The concept of flight is a motif that is displayed all throughout Song of Solomon. From the very beginning of the novel, the epigraph (“The fathers may soar / And the children may know their names”) already establishes that flying, symbolized in various manners, would be a prominent motif in the novel. This could indicate the desire to escape an unfavorable situation, moving to greener pastures, but it does not necessarily escape the consequences arising from the ‘flight.’ The fathers who soared may have left the children who eventually grew to know their names.
The first instance of flight was portrayed by Mr. Robert Smith’s suicide attempt during the opening of the book. The act of committing suicide usually indicates that the person wishes to escape the feeling of suffering, to fly towards a better place, but the person does not realize that although he/she is liberated, those who are left behind will end up hurting. Smith aims to ‘fly’ in the novel by literally leaping off a roof. Suicide is generally regarded as a negative event; however, in the novel, those watching him do not seem to understand that this leads to death and further encourages him and celebrates the act because they interpret this as an attempt at flying. Additionally, those in Shalimar also believe that the story regarding Solomon’s flight is a literal story and actually occurred. This pushes the novel towards the genre of magical realism, because the characters in Song of Solomon believe that human flight is possible.
The transition from Smith’s leap to the introduction of the main lead, Macon Dead III aka Milkman, was made through a comparison of Smith’s and Milkman’s characters. The day after Smith’s death, Milkman was born and upon growing up, became very disappointed upon finding out that humans are not able to fly, which Mr. Smith realized after jumping off the building. Milkman’s suspicions on the possibility of flight versus the common belief of the community causes him to feel alienated and isolated among the crowds, being looked upon as a strange child.
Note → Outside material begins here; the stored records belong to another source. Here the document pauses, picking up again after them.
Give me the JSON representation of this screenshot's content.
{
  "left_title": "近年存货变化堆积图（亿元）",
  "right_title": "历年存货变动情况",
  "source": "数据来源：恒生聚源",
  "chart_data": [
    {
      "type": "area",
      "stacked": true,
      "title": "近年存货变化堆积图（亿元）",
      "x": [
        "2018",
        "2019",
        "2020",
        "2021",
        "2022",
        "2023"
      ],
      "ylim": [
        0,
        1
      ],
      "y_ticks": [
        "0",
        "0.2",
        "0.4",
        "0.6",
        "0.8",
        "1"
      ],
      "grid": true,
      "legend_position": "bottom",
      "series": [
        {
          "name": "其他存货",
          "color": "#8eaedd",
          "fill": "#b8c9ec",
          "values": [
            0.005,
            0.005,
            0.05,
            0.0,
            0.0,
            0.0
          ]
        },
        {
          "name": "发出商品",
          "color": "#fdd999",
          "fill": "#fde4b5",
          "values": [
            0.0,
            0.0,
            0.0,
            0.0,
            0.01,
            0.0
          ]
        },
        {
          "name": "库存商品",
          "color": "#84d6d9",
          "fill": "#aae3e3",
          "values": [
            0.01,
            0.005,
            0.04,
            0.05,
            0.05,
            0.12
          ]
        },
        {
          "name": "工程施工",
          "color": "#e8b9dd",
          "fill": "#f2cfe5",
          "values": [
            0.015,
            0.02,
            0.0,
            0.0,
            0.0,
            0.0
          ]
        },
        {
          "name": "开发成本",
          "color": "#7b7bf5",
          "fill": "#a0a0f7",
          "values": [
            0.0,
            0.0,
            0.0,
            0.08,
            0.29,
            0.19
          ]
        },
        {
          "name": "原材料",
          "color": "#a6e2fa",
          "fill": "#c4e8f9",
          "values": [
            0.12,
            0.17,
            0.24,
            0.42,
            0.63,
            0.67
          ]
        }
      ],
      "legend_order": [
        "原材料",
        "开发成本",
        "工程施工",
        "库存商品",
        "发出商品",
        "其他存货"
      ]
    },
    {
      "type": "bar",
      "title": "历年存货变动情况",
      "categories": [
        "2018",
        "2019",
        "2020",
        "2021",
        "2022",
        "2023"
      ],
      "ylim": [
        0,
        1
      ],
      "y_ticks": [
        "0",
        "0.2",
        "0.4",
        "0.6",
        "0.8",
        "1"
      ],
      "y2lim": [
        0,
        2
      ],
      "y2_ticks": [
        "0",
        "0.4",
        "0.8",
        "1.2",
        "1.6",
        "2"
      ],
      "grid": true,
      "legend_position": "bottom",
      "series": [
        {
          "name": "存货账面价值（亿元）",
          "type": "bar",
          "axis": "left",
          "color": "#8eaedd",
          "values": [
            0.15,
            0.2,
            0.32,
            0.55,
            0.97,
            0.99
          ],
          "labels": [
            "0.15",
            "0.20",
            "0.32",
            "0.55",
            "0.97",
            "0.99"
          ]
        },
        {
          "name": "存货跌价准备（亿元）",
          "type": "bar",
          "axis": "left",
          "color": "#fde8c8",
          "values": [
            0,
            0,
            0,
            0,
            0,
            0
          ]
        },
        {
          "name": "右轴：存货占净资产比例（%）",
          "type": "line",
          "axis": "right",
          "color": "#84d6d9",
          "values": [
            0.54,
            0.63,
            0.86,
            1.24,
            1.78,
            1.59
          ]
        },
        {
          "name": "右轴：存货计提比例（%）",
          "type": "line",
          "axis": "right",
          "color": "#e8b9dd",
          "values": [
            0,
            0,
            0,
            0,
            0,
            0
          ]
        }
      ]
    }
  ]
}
Smith, like Milkman later on in the story, wishes that his flight would cause change in how things currently are. Flight for these characters are an act done with the motivation of demanding for progress. For the community, flying is a heroic act, thus Milkman is less alienated once he affirms his belief in the possibility of flight.
Milkman’s leap in the ending happens over Pilate’s body who had been accidentally shot. This characterizes Milkman’s outlook on Pilate. She was always looked at as an oddity; from the lack of her navel to her eccentric aura and demeanor. More importantly, she was a woman whose life was centered entirely on her children and her obligations. This, to Milkman, is an indication that Pilate had done another odd and seemingly impossible act: to fly without needing to lift her feet off the ground. She is liberated without having to leave anyone behind, and to Milkman, that is a sign that she has mastered the act of flying. Her body on the ground juxtaposed with Milkman jumping over her symbolizes Milkman’s selfish and personal drive to fly contrasting with Pilate’s flight being successful without her actually vying to achieve it.
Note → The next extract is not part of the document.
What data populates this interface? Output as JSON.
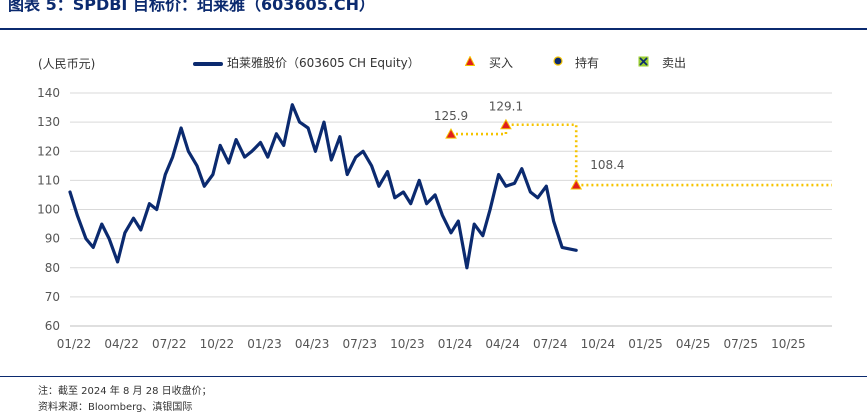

The theme of flight also unfolds as a symbol of a journey of life or, more specifically, the stage of getting mature. The song Pilate sings during the novel’s opening scene with Smith (O Sugarman done fly away / Sugarman done gone / Sugarman cut across the sky/ Sugarman gone home….) foreshadows Milkman’s journey as he searches for means to leave home, become free and independent, and to get to know his roots. Milkman, as represented in the song as Sugarman, finally learns to spread his wings and fly in the end; although this does not come without any costs. Thus, he is symbolically compared to a bird who gets mature and leaves the parental nest.
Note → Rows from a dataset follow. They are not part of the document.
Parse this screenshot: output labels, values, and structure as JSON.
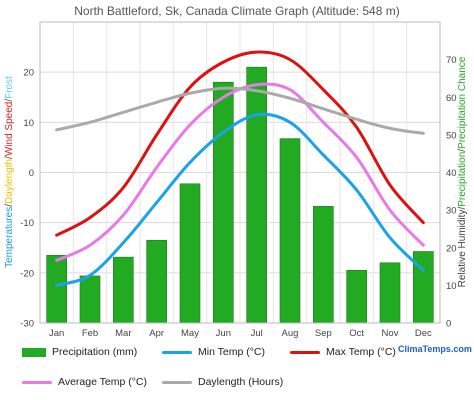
{
  "chart_data": {
    "type": "bar+line",
    "title": "North Battleford, Sk, Canada Climate Graph (Altitude: 548 m)",
    "categories": [
      "Jan",
      "Feb",
      "Mar",
      "Apr",
      "May",
      "Jun",
      "Jul",
      "Aug",
      "Sep",
      "Oct",
      "Nov",
      "Dec"
    ],
    "left_axis": {
      "label_parts": [
        {
          "text": "Temperatures",
          "color": "#1a9be0"
        },
        {
          "text": "/",
          "color": "#444444"
        },
        {
          "text": "Daylength",
          "color": "#f2c200"
        },
        {
          "text": "/",
          "color": "#444444"
        },
        {
          "text": "Wind Speed",
          "color": "#e02020"
        },
        {
          "text": "/",
          "color": "#444444"
        },
        {
          "text": "Frost",
          "color": "#66c8f0"
        }
      ],
      "ylim": [
        -30,
        30
      ],
      "ticks": [
        -30,
        -20,
        -10,
        0,
        10,
        20
      ]
    },
    "right_axis": {
      "label_parts": [
        {
          "text": "Relative Humidity",
          "color": "#444444"
        },
        {
          "text": "/",
          "color": "#444444"
        },
        {
          "text": "Precipitation",
          "color": "#22a822"
        },
        {
          "text": "/",
          "color": "#444444"
        },
        {
          "text": "Precipitation Chance",
          "color": "#22a822"
        }
      ],
      "ylim": [
        0,
        80
      ],
      "ticks": [
        0,
        10,
        20,
        30,
        40,
        50,
        60,
        70
      ]
    },
    "grid": true,
    "series": [
      {
        "name": "Precipitation (mm)",
        "kind": "bar",
        "axis": "right",
        "color": "#22aa22",
        "values": [
          18,
          12.5,
          17.5,
          22,
          37,
          64,
          68,
          49,
          31,
          14,
          16,
          19
        ]
      },
      {
        "name": "Min Temp (°C)",
        "kind": "line",
        "axis": "left",
        "color": "#1aa3e8",
        "values": [
          -22.5,
          -20.5,
          -14,
          -6,
          2,
          8,
          11.5,
          10,
          3.5,
          -3.5,
          -13,
          -19.5
        ]
      },
      {
        "name": "Max Temp (°C)",
        "kind": "line",
        "axis": "left",
        "color": "#dd1111",
        "values": [
          -12.5,
          -9,
          -3,
          7.5,
          17,
          22,
          24,
          22.5,
          16.5,
          9,
          -2.5,
          -10
        ]
      },
      {
        "name": "Average Temp (°C)",
        "kind": "line",
        "axis": "left",
        "color": "#e879e8",
        "values": [
          -17.5,
          -14.5,
          -8.5,
          1,
          9.5,
          15,
          17.5,
          16.5,
          10,
          3,
          -7.5,
          -14.5
        ]
      },
      {
        "name": "Daylength (Hours)",
        "kind": "line",
        "axis": "left",
        "color": "#aaaaaa",
        "values": [
          8.5,
          10,
          12,
          14,
          15.8,
          16.8,
          16.3,
          14.8,
          12.7,
          10.6,
          8.8,
          7.8
        ]
      }
    ],
    "legend_position": "bottom"
  },
  "brand": "ClimaTemps.com"
}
Leaving Not Doctor Street and traveling to Shalimar meant liberation for Milkman but also caused pain, grief, and eventual heartbreak for Hagar. Likewise, Solomon’s flight to Shalimar caused his freedom from slavery in the cotton fields of Virginia, but in turn, he left his wife Ryna, also a slave, to take care of their twenty-one children. Another is Mr. Smith’s jump, in which he left a note that the suicide as an act committed out of love, but secretly masked with hopelessness and pain. Furthermore, their acts are all ambiguous and open-ended. The leaps of these characters shown in different ways are not purely happy endings; a display of situations not being strictly black or white. The people (particularly women) left hurting certainly do not think of these as happy endings, and not as heroic acts but selfish choices.